Gostava de contar uma pequena história. Simples, sem grandes contornos de dramatismos ou romanceada. Uma história de um acordar. Só isso.
O corpo estranha-se na cama, entre lençóis de algodão, com o toque ensurdecedor do despertador. É sempre o mesmo carrasco que dá os primeiros cliques de acordar. Os olhos piscam numa ginástica matinal, à procura da melhor luz, aquela que melhor se adapte. A boca sabe a um infernal odor do jantar anterior. Foi assado, tinha enchidos, vinho misturado entre garfadas e garfadas de comida. Estômago cheio, dois cigarros, café e um digestivo. Nada mais, mas tudo se deitou com ele. E agora tudo apodrece nele, como os dias passados, ou as histórias que habitam na memória. O que deixamos para trás vai ficando assim, apodrecendo lentamente em algum lugar, seja no corpo ou na mente.
A casa de banho tem já o cheiro do pelo por lavar. Há ainda aquela primeira urina que escorre no barulho da loiça, deixando um apego de alivio.

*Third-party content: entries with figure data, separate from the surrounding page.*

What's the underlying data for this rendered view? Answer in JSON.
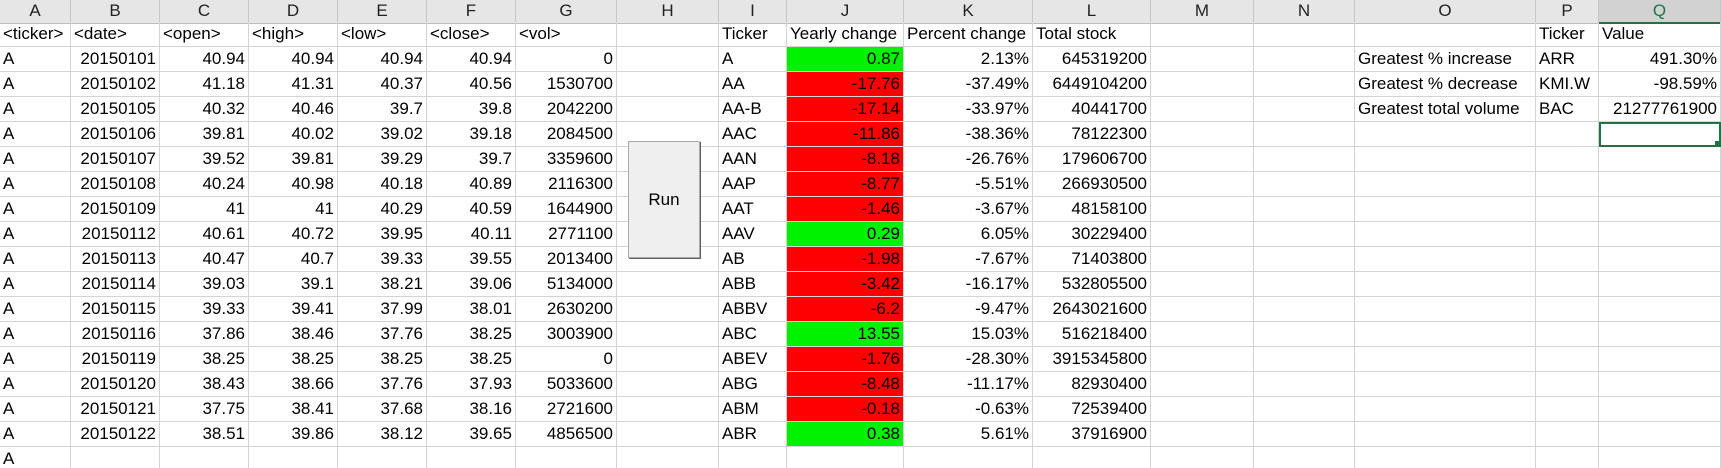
{
  "sheet": {
    "columns": [
      "A",
      "B",
      "C",
      "D",
      "E",
      "F",
      "G",
      "H",
      "I",
      "J",
      "K",
      "L",
      "M",
      "N",
      "O",
      "P",
      "Q"
    ],
    "selected_column": "Q",
    "rows": [
      [
        "<ticker>",
        "<date>",
        "<open>",
        "<high>",
        "<low>",
        "<close>",
        "<vol>",
        "",
        "Ticker",
        "Yearly change",
        "Percent change",
        "Total stock",
        "",
        "",
        "",
        "Ticker",
        "Value"
      ],
      [
        "A",
        "20150101",
        "40.94",
        "40.94",
        "40.94",
        "40.94",
        "0",
        "",
        "A",
        "0.87",
        "2.13%",
        "645319200",
        "",
        "",
        "Greatest % increase",
        "ARR",
        "491.30%"
      ],
      [
        "A",
        "20150102",
        "41.18",
        "41.31",
        "40.37",
        "40.56",
        "1530700",
        "",
        "AA",
        "-17.76",
        "-37.49%",
        "6449104200",
        "",
        "",
        "Greatest % decrease",
        "KMI.W",
        "-98.59%"
      ],
      [
        "A",
        "20150105",
        "40.32",
        "40.46",
        "39.7",
        "39.8",
        "2042200",
        "",
        "AA-B",
        "-17.14",
        "-33.97%",
        "40441700",
        "",
        "",
        "Greatest total volume",
        "BAC",
        "21277761900"
      ],
      [
        "A",
        "20150106",
        "39.81",
        "40.02",
        "39.02",
        "39.18",
        "2084500",
        "",
        "AAC",
        "-11.86",
        "-38.36%",
        "78122300",
        "",
        "",
        "",
        "",
        ""
      ],
      [
        "A",
        "20150107",
        "39.52",
        "39.81",
        "39.29",
        "39.7",
        "3359600",
        "",
        "AAN",
        "-8.18",
        "-26.76%",
        "179606700",
        "",
        "",
        "",
        "",
        ""
      ],
      [
        "A",
        "20150108",
        "40.24",
        "40.98",
        "40.18",
        "40.89",
        "2116300",
        "",
        "AAP",
        "-8.77",
        "-5.51%",
        "266930500",
        "",
        "",
        "",
        "",
        ""
      ],
      [
        "A",
        "20150109",
        "41",
        "41",
        "40.29",
        "40.59",
        "1644900",
        "",
        "AAT",
        "-1.46",
        "-3.67%",
        "48158100",
        "",
        "",
        "",
        "",
        ""
      ],
      [
        "A",
        "20150112",
        "40.61",
        "40.72",
        "39.95",
        "40.11",
        "2771100",
        "",
        "AAV",
        "0.29",
        "6.05%",
        "30229400",
        "",
        "",
        "",
        "",
        ""
      ],
      [
        "A",
        "20150113",
        "40.47",
        "40.7",
        "39.33",
        "39.55",
        "2013400",
        "",
        "AB",
        "-1.98",
        "-7.67%",
        "71403800",
        "",
        "",
        "",
        "",
        ""
      ],
      [
        "A",
        "20150114",
        "39.03",
        "39.1",
        "38.21",
        "39.06",
        "5134000",
        "",
        "ABB",
        "-3.42",
        "-16.17%",
        "532805500",
        "",
        "",
        "",
        "",
        ""
      ],
      [
        "A",
        "20150115",
        "39.33",
        "39.41",
        "37.99",
        "38.01",
        "2630200",
        "",
        "ABBV",
        "-6.2",
        "-9.47%",
        "2643021600",
        "",
        "",
        "",
        "",
        ""
      ],
      [
        "A",
        "20150116",
        "37.86",
        "38.46",
        "37.76",
        "38.25",
        "3003900",
        "",
        "ABC",
        "13.55",
        "15.03%",
        "516218400",
        "",
        "",
        "",
        "",
        ""
      ],
      [
        "A",
        "20150119",
        "38.25",
        "38.25",
        "38.25",
        "38.25",
        "0",
        "",
        "ABEV",
        "-1.76",
        "-28.30%",
        "3915345800",
        "",
        "",
        "",
        "",
        ""
      ],
      [
        "A",
        "20150120",
        "38.43",
        "38.66",
        "37.76",
        "37.93",
        "5033600",
        "",
        "ABG",
        "-8.48",
        "-11.17%",
        "82930400",
        "",
        "",
        "",
        "",
        ""
      ],
      [
        "A",
        "20150121",
        "37.75",
        "38.41",
        "37.68",
        "38.16",
        "2721600",
        "",
        "ABM",
        "-0.18",
        "-0.63%",
        "72539400",
        "",
        "",
        "",
        "",
        ""
      ],
      [
        "A",
        "20150122",
        "38.51",
        "39.86",
        "38.12",
        "39.65",
        "4856500",
        "",
        "ABR",
        "0.38",
        "5.61%",
        "37916900",
        "",
        "",
        "",
        "",
        ""
      ],
      [
        "A",
        "",
        "",
        "",
        "",
        "",
        "",
        "",
        "",
        "",
        "",
        "",
        "",
        "",
        "",
        "",
        ""
      ]
    ],
    "right_align_columns": [
      1,
      2,
      3,
      4,
      5,
      6,
      9,
      10,
      11,
      16
    ],
    "yearly_change_column": 9,
    "selected_cell": {
      "row": 4,
      "col": 16
    },
    "colors": {
      "positive": "#00f200",
      "negative": "#ff0000",
      "selection": "#217346"
    }
  },
  "run_button": {
    "label": "Run"
  }
}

A barba são uns minutos, o banho mais uns quantos, perfumar e olhar de novo o espelho.
Quantos anos se passaram, e eu, ainda aqui estou?
Quantas noites dormi e nem reparei que continuo a aparecer neste espelho?
Quantas mulheres se deitaram no meu leito e continuo apenas eu a ficar pela manhã?
Afinal quanto tempo mais preciso de perceber que os cabelos brancos são uma mera circunstância da vida?
Deixa este diálogo com o outro do espelho num ritual matinal que apenas serve para se escutar na imensidão da casa. A solidão chega também com a manhã. Cama vazia, quartos vazios, mesa só para um.
Eu disse que era só uma história. Pequena, simples, e solitária.